Wednesday, June 24, 2009

The smile on Hans face

We start the Andersonville Farmers Market tonight. Should be a very good market. They have put together a list of top notch vendors. Brunkow Cheese, River Valley Ranch, Tomato Mountain, Herbally Yours, and many more. It won't be like the Wilmette market, sellin' all kinds o' junk. Dog treats, jewelry, candles, nonsense. They even once had a person there doing massages. Ridiculous. There are four bakeries there. mostly nasty stuff. I think the other bakeries there are just re-sellers. The only reason we do that market is because it's close. We can fit it in with the vehicles, and personnel, we have. They accept anyone into that market. They have no boundaries or criteria.

Hans rye bread yesterday came out very nice. He was very pleased. He had one of the loaves sliced. I was shocked. I smelled it, as did he. He closed his eyes, drew in a breath, and smiled, said "sehr gut, wundervoll". He didn't taste it. He offered "to fresh to eat". Off he went. Feels good to make someone happy. Tis' the beauty of this business, the thing that draws me to it. Makin' peoples day, all day long, everyday. Pastries, baked goods in general, make people happy. My son is a hockey player. I used to take his skates to be sharpened, at the Wilmette Bike Shop.
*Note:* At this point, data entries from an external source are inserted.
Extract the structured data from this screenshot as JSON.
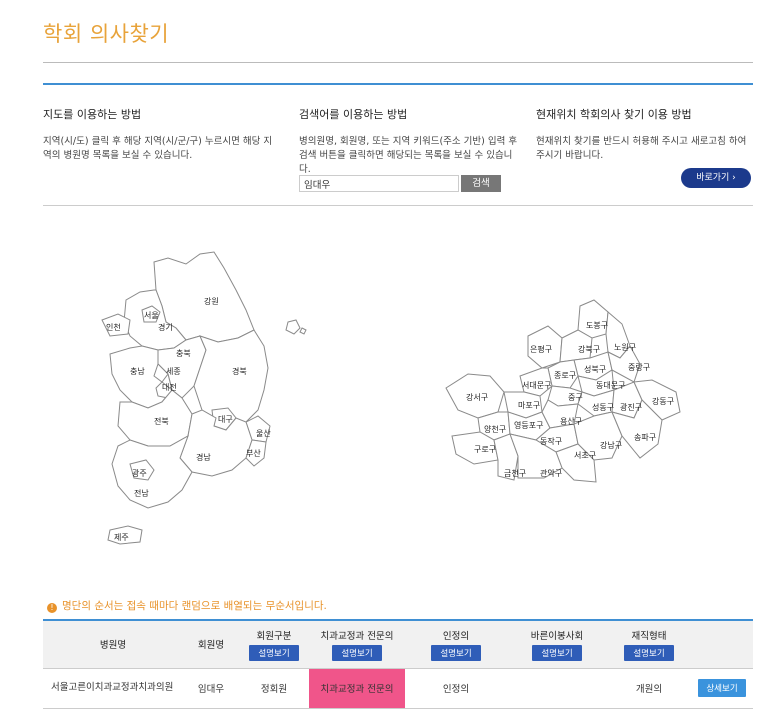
{
  "title": "학회 의사찾기",
  "guides": [
    {
      "heading": "지도를 이용하는 방법",
      "text": "지역(시/도) 클릭 후 해당 지역(시/군/구) 누르시면 해당 지역의 병원명 목록을 보실 수 있습니다."
    },
    {
      "heading": "검색어를 이용하는 방법",
      "text": "병의원명, 회원명, 또는 지역 키워드(주소 기반) 입력 후 검색 버튼을 클릭하면 해당되는 목록을 보실 수 있습니다."
    },
    {
      "heading": "현재위치 학회의사 찾기 이용 방법",
      "text": "현재위치 찾기를 반드시 허용해 주시고 새로고침 하여 주시기 바랍니다."
    }
  ],
  "search": {
    "value": "임대우",
    "button": "검색"
  },
  "location_button": "바로가기 ›",
  "korea_map": {
    "regions": [
      "강원",
      "인천",
      "서울",
      "경기",
      "충북",
      "충남",
      "세종",
      "대전",
      "경북",
      "전북",
      "대구",
      "울산",
      "경남",
      "부산",
      "광주",
      "전남",
      "제주"
    ]
  },
  "seoul_map": {
    "districts": [
      "도봉구",
      "은평구",
      "강북구",
      "노원구",
      "성북구",
      "중랑구",
      "종로구",
      "서대문구",
      "동대문구",
      "강서구",
      "마포구",
      "중구",
      "성동구",
      "광진구",
      "강동구",
      "양천구",
      "영등포구",
      "용산구",
      "구로구",
      "동작구",
      "강남구",
      "송파구",
      "서초구",
      "금천구",
      "관악구"
    ]
  },
  "notice": "명단의 순서는 접속 때마다 랜덤으로 배열되는 무순서입니다.",
  "table": {
    "headers": {
      "hospital": "병원명",
      "member": "회원명",
      "member_type": "회원구분",
      "specialist": "치과교정과 전문의",
      "certified": "인정의",
      "society": "바른이봉사회",
      "employment": "재직형태",
      "explain": "설명보기"
    },
    "rows": [
      {
        "hospital": "서울고른이치과교정과치과의원",
        "member": "임대우",
        "member_type": "정회원",
        "specialist": "치과교정과 전문의",
        "certified": "인정의",
        "society": "",
        "employment": "개원의",
        "detail": "상세보기"
      }
    ]
  },
  "colors": {
    "accent": "#e8a33a",
    "rule": "#3f8fd3",
    "highlight": "#f0558a",
    "navy": "#1c3a8c",
    "notice": "#e8922a"
  }
}
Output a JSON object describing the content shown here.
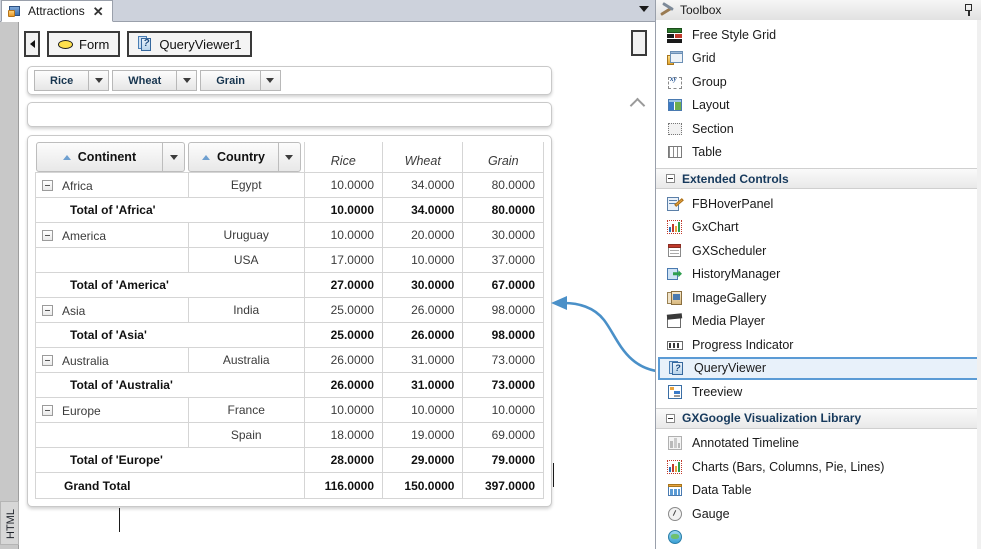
{
  "window": {
    "tab": {
      "label": "Attractions",
      "icon": "knowledge-base-icon",
      "close": "✕"
    },
    "tabbar_dropdown_icon": "chevron-down-icon"
  },
  "left_strip": {
    "tab_label": "HTML"
  },
  "breadcrumb": {
    "prev_icon": "triangle-left-icon",
    "next_icon": "triangle-right-icon",
    "items": [
      {
        "label": "Form",
        "icon": "form-oval-icon"
      },
      {
        "label": "QueryViewer1",
        "icon": "queryviewer-icon"
      }
    ]
  },
  "canvas": {
    "scroll_up_icon": "chevron-up-icon"
  },
  "queryviewer": {
    "measure_chips": [
      {
        "label": "Rice",
        "dropdown_icon": "caret-down-icon"
      },
      {
        "label": "Wheat",
        "dropdown_icon": "caret-down-icon"
      },
      {
        "label": "Grain",
        "dropdown_icon": "caret-down-icon"
      }
    ],
    "dropbar_placeholder": "",
    "dimension_headers": [
      {
        "label": "Continent",
        "sort": "ascending",
        "sort_icon": "sort-asc-icon",
        "dropdown_icon": "caret-down-icon"
      },
      {
        "label": "Country",
        "sort": "ascending",
        "sort_icon": "sort-asc-icon",
        "dropdown_icon": "caret-down-icon"
      }
    ],
    "measure_headers": [
      "Rice",
      "Wheat",
      "Grain"
    ],
    "expander_icon": "collapse-box-icon",
    "rows": [
      {
        "type": "data",
        "continent": "Africa",
        "country": "Egypt",
        "values": [
          "10.0000",
          "34.0000",
          "80.0000"
        ],
        "first_of_group": true
      },
      {
        "type": "total",
        "label": "Total of 'Africa'",
        "values": [
          "10.0000",
          "34.0000",
          "80.0000"
        ]
      },
      {
        "type": "data",
        "continent": "America",
        "country": "Uruguay",
        "values": [
          "10.0000",
          "20.0000",
          "30.0000"
        ],
        "first_of_group": true
      },
      {
        "type": "data",
        "continent": "",
        "country": "USA",
        "values": [
          "17.0000",
          "10.0000",
          "37.0000"
        ],
        "first_of_group": false
      },
      {
        "type": "total",
        "label": "Total of 'America'",
        "values": [
          "27.0000",
          "30.0000",
          "67.0000"
        ]
      },
      {
        "type": "data",
        "continent": "Asia",
        "country": "India",
        "values": [
          "25.0000",
          "26.0000",
          "98.0000"
        ],
        "first_of_group": true
      },
      {
        "type": "total",
        "label": "Total of 'Asia'",
        "values": [
          "25.0000",
          "26.0000",
          "98.0000"
        ]
      },
      {
        "type": "data",
        "continent": "Australia",
        "country": "Australia",
        "values": [
          "26.0000",
          "31.0000",
          "73.0000"
        ],
        "first_of_group": true
      },
      {
        "type": "total",
        "label": "Total of 'Australia'",
        "values": [
          "26.0000",
          "31.0000",
          "73.0000"
        ]
      },
      {
        "type": "data",
        "continent": "Europe",
        "country": "France",
        "values": [
          "10.0000",
          "10.0000",
          "10.0000"
        ],
        "first_of_group": true
      },
      {
        "type": "data",
        "continent": "",
        "country": "Spain",
        "values": [
          "18.0000",
          "19.0000",
          "69.0000"
        ],
        "first_of_group": false
      },
      {
        "type": "total",
        "label": "Total of 'Europe'",
        "values": [
          "28.0000",
          "29.0000",
          "79.0000"
        ]
      },
      {
        "type": "grand",
        "label": "Grand Total",
        "values": [
          "116.0000",
          "150.0000",
          "397.0000"
        ]
      }
    ]
  },
  "annotation": {
    "arrow_color": "#4a90c8",
    "arrow_icon": "curved-arrow-icon"
  },
  "toolbox": {
    "title": "Toolbox",
    "title_icon": "hammer-wrench-icon",
    "pin_icon": "pin-icon",
    "top_items": [
      {
        "label": "Free Style Grid",
        "icon": "free-style-grid-icon",
        "cls": "ic-fsg",
        "parts": [
          "r1",
          "r2",
          "r3",
          "r4"
        ]
      },
      {
        "label": "Grid",
        "icon": "grid-icon",
        "cls": "ic-grid",
        "parts": [
          "g3",
          "g1",
          "g2"
        ]
      },
      {
        "label": "Group",
        "icon": "group-icon",
        "cls": "ic-group",
        "parts": [
          "b"
        ],
        "text": "xy"
      },
      {
        "label": "Layout",
        "icon": "layout-icon",
        "cls": "ic-layout",
        "parts": [
          "o",
          "hdr",
          "c1",
          "c2"
        ]
      },
      {
        "label": "Section",
        "icon": "section-icon",
        "cls": "ic-section",
        "parts": [
          "s"
        ]
      },
      {
        "label": "Table",
        "icon": "table-icon",
        "cls": "ic-table",
        "parts": [
          "t"
        ]
      }
    ],
    "groups": [
      {
        "title": "Extended Controls",
        "toggle_icon": "collapse-box-icon",
        "items": [
          {
            "label": "FBHoverPanel",
            "icon": "fbhoverpanel-icon",
            "cls": "ic-fbhover",
            "parts": [
              "p",
              "l1",
              "l2",
              "pen"
            ],
            "selected": false
          },
          {
            "label": "GxChart",
            "icon": "gxchart-icon",
            "cls": "ic-chart",
            "parts": [
              "bg",
              "b1",
              "b2",
              "b3",
              "b4"
            ],
            "selected": false
          },
          {
            "label": "GXScheduler",
            "icon": "gxscheduler-icon",
            "cls": "ic-sched",
            "parts": [
              "p",
              "top",
              "l1",
              "l2"
            ],
            "selected": false
          },
          {
            "label": "HistoryManager",
            "icon": "historymanager-icon",
            "cls": "ic-hist",
            "parts": [
              "b",
              "a"
            ],
            "selected": false
          },
          {
            "label": "ImageGallery",
            "icon": "imagegallery-icon",
            "cls": "ic-gallery",
            "parts": [
              "f1",
              "f2",
              "im"
            ],
            "selected": false
          },
          {
            "label": "Media Player",
            "icon": "media-player-icon",
            "cls": "ic-media",
            "parts": [
              "b",
              "cl"
            ],
            "selected": false
          },
          {
            "label": "Progress Indicator",
            "icon": "progress-indicator-icon",
            "cls": "ic-prog",
            "parts": [
              "o",
              "f"
            ],
            "selected": false
          },
          {
            "label": "QueryViewer",
            "icon": "queryviewer-icon",
            "cls": "ic-qv",
            "parts": [
              "p1",
              "p2"
            ],
            "text": "?",
            "selected": true
          },
          {
            "label": "Treeview",
            "icon": "treeview-icon",
            "cls": "ic-tree",
            "parts": [
              "o",
              "r1",
              "r2",
              "r3"
            ],
            "selected": false
          }
        ]
      },
      {
        "title": "GXGoogle Visualization Library",
        "toggle_icon": "collapse-box-icon",
        "items": [
          {
            "label": "Annotated Timeline",
            "icon": "annotated-timeline-icon",
            "cls": "ic-timeline",
            "parts": [
              "o",
              "b1",
              "b2",
              "b3"
            ],
            "selected": false
          },
          {
            "label": "Charts (Bars, Columns, Pie, Lines)",
            "icon": "charts-icon",
            "cls": "ic-chart",
            "parts": [
              "bg",
              "b1",
              "b2",
              "b3",
              "b4"
            ],
            "selected": false
          },
          {
            "label": "Data Table",
            "icon": "data-table-icon",
            "cls": "ic-dtable",
            "parts": [
              "o",
              "hd",
              "c1",
              "c2",
              "c3"
            ],
            "selected": false
          },
          {
            "label": "Gauge",
            "icon": "gauge-icon",
            "cls": "ic-gauge",
            "parts": [
              "o",
              "n"
            ],
            "selected": false
          },
          {
            "label": "",
            "icon": "globe-map-icon",
            "cls": "ic-globe",
            "parts": [
              "o",
              "l"
            ],
            "selected": false
          }
        ]
      }
    ]
  }
}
I'd walk in there and Larry was standing there in a sea of skates. Lady gave him a pair of skates, he gave her a claim ticket. He said "be ready tomorrow afternoon". She left. I handed Larry my sons skates, and a box of morning pastries. He sharpened the skates while I waited. We have our local welder guy. Does beautiful work. Little handles, brackets, any little stuff, him and I both know. He always tells my dad, "we work for food".

Hans rye bread will probably be best tomorrow. It takes a few days for the flavours to meld, and the gumminess to go away. Beefsteak rye, in the grocery aisle, can be eaten right away, no worries. That stuff is as far from rye bread as I am from Hans.
We make a rye loaf with eighty percent rye. We scald the rye flour with boiling water, the day before the bake. Once out of the oven, we wrap the loaves in linen and let them set overnight before we cut them into sellable size pieces. That is my favorite bread. Scalding the rye flour really get those enzymes going. There is so much transformation of starch into sugar that the crumb is almost sweet. We also add some rye sour, creates some very complex flavours. Wrapped up, the stuff will last for months. Again the ph is to low for it to mold. Ya gotta think back, few hundred years ago,folks only got to bake every other week in a communal oven. They had to learn ways to get their bread to last, without spoiling.

Gotta get upstairs, gotta get the things started that are gonna put a smile on the folks faces down in Andersonville. Just like ol' Hans.